Box 32 Protecting parliamentarians’ human rights: the IPU Committee on the Human Rights of Parliamentarians

• If parliamentarians are to defend the human rights of the people they represent, they must themselves be able to exercise their human rights, including the right to freedom of expression. Noting that this often is not the case, IPU adopted a procedure for the examination and treatment of alleged violations of the human rights of parliamentarians in 1976.

• IPU entrusted the Committee on the Human Rights of Parliamentarians with the task of examining complaints concerning parliamentarians “who are or who have been subjected to arbitrary actions during the exercise of their mandate, whether parliament is sitting, [is] in recess or has been dissolved as the result of unconstitutional or extraordinary measures”. The procedure applies to members of the national parliament of any country.

• The Committee is composed of ten full members, each elected in an individual capacity for five years, bearing in mind the need for gender balance and geographical representation. It holds three closed meetings per year.

• The Committee seeks to establish the facts of a given case by cross-checking and verifying, with the authorities of the countries concerned and the complainant, the allegations and information forwarded to it. Once it has found that a complaint is admissible, the Committee aims to find a satisfactory settlement of the case in light of national, regional and international human rights law and jurisprudence. In carrying out its mandate, the Committee also applies relevant recommendations from the United Nations as well as official regional and national human rights structures and mechanisms. Satisfactory settlements can take a variety of forms, such as the release of a detained parliamentarian, the dropping of politically motivated charges, the effective investigation of abuses against a parliamentarian and legal action against their perpetrators.

• The Committee holds hearings with the parties and – subject to approval by the State concerned and fulfilment of certain minimum conditions – may carry out country missions and mandate the observation of trial proceedings against parliamentarians when there are concerns about respect for due process.

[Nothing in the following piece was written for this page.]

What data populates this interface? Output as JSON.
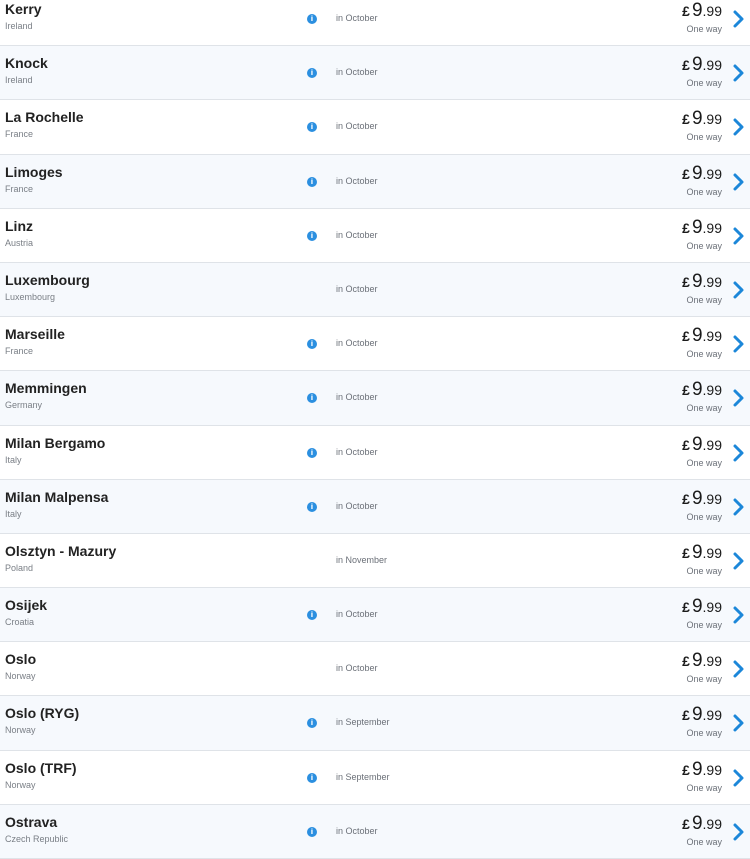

• The Committee’s decisions are public unless it considers that there are overriding reasons for keeping a decision confidential. The Committee can decide to bring a case to the attention of IPU Governing Council, its plenary decision-making body, by presenting a draft decision for adoption by it. In adopting the decision, the Governing Council expresses the concern of the entire IPU membership and invites all Member Parliaments to act, on the basis of the principle of parliamentary solidarity, in support of it.

• Complaints to the Committee may be submitted by the member of parliament concerned or his/her family or lawyers, any other member of parliament, a political party, an authoritative international or national organization competent in the field of human rights (United Nations and its specialized agencies, intergovernmental organizations, inter-parliamentary organizations and NGOs) to the following email address: postbox@ipu.org.

For more information on the Committee and its procedure, including the submission of complaints, please go to IPU website at: www.ipu.org.

“Sadly, in some countries, the human rights of parliamentarians themselves are not respected.

Their freedom of expression is denied. They are victimized, imprisoned, or even murdered for speaking out on behalf of their people. IPU plays a crucial role, through the work of its Committee on the Human Rights of Parliamentarians, in bringing an end to these injustices. Using peaceful dialogue and negotiation IPU obtains remarkable results, securing the release of political prisoners and redress for victims of violations.”

The IPU at 125: Renewing our commitment to peace and democracy, Chair’s summary of the debate, 2014.